Chief executive of NSIA, Uche Orji, said both parties will each commit 100 million U.S. dollars as initial commitment for the real estate fund and 50 million U.S. dollars for the agriculture fund.

“We are looking at office towers as well and we are also looking at obviously both hospitality and residential but at the moment the focus is commercial real estate and logistics will be one of those key areas that we will be looking at, offices will be another key area we will be looking at.
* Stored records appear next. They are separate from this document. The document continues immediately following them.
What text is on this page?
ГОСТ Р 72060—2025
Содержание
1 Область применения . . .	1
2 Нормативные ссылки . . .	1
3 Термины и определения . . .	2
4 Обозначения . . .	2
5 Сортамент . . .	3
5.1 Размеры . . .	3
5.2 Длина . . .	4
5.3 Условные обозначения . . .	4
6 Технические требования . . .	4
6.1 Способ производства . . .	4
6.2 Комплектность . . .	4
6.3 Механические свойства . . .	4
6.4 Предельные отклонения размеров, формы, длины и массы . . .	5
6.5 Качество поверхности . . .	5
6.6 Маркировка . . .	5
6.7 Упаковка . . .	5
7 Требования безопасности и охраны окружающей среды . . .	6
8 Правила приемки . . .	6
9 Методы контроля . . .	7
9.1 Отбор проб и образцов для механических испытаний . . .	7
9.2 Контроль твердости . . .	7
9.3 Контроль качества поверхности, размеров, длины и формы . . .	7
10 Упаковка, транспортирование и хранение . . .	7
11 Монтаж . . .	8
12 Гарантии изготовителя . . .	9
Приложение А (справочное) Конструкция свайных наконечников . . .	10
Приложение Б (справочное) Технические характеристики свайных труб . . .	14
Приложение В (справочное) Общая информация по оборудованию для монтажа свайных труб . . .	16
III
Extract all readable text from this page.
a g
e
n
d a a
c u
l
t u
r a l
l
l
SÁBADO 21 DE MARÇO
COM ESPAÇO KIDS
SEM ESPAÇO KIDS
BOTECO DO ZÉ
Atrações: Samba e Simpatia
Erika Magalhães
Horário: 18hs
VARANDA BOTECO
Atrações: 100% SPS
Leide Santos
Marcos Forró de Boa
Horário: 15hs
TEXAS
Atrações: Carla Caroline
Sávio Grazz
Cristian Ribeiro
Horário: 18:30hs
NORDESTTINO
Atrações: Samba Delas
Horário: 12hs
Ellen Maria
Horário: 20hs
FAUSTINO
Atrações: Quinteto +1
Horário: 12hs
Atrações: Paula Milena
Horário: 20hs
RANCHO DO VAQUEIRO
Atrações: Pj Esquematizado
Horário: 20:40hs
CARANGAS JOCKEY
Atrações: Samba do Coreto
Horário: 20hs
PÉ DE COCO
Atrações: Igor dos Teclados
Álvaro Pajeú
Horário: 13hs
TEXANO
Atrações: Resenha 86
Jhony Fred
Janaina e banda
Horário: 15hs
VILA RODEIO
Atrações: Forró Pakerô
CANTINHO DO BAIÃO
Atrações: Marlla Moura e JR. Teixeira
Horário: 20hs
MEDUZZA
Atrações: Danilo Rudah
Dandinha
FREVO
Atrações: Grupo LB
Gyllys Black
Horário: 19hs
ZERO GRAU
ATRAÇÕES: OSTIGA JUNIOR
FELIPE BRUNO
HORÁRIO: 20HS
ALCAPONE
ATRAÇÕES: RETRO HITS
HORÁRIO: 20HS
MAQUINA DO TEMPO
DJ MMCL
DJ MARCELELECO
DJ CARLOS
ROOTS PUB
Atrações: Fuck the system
For agriculture it is equity that we are investing and there are several,” Orji said.

Poor infrastructure and access to capital is a major bottleneck to growth in Nigeria, which has made diversifying its revenue base and reducing a huge import bill its top priority.

“Until you can move goods from the farm to where they are being sold efficiently we would not be able to be competitive so we have got to put the enabling infrastructure in place, our fields are as fertile and as good as anybody else’s anywhere in the world the problem is that it is cheaper to move goods from China to Lagos than move it from Kano to Lagos and that’s because we don’t have the infrastructure so we have got to get our rail moving and then we can begin to really scale up on the direct primary agriculture,” Finance Minister Kemi Adeosun said.

Nigeria established the Sovereign Investment Authority (SIA) in 2011 with 1 billion U.S. dollars of seed capital in an effort to manage oil export revenues.

The new funds, which will stay invested for up to 12-years, will target returns of around 20 percent, Hywel George, chief investment officer at Old Mutual said.

A successful real estate investment in Nigeria can earn an returns as high as 30-35 percent, while rental income yields in cities such as Lagos and Abuja can easily reach 10 percent, developers and estate agents say.

However, navigating through opaque land laws, corruption, a lack of development expertise and financing, a dearth of mortgages and high building costs will take courage and influential local partners.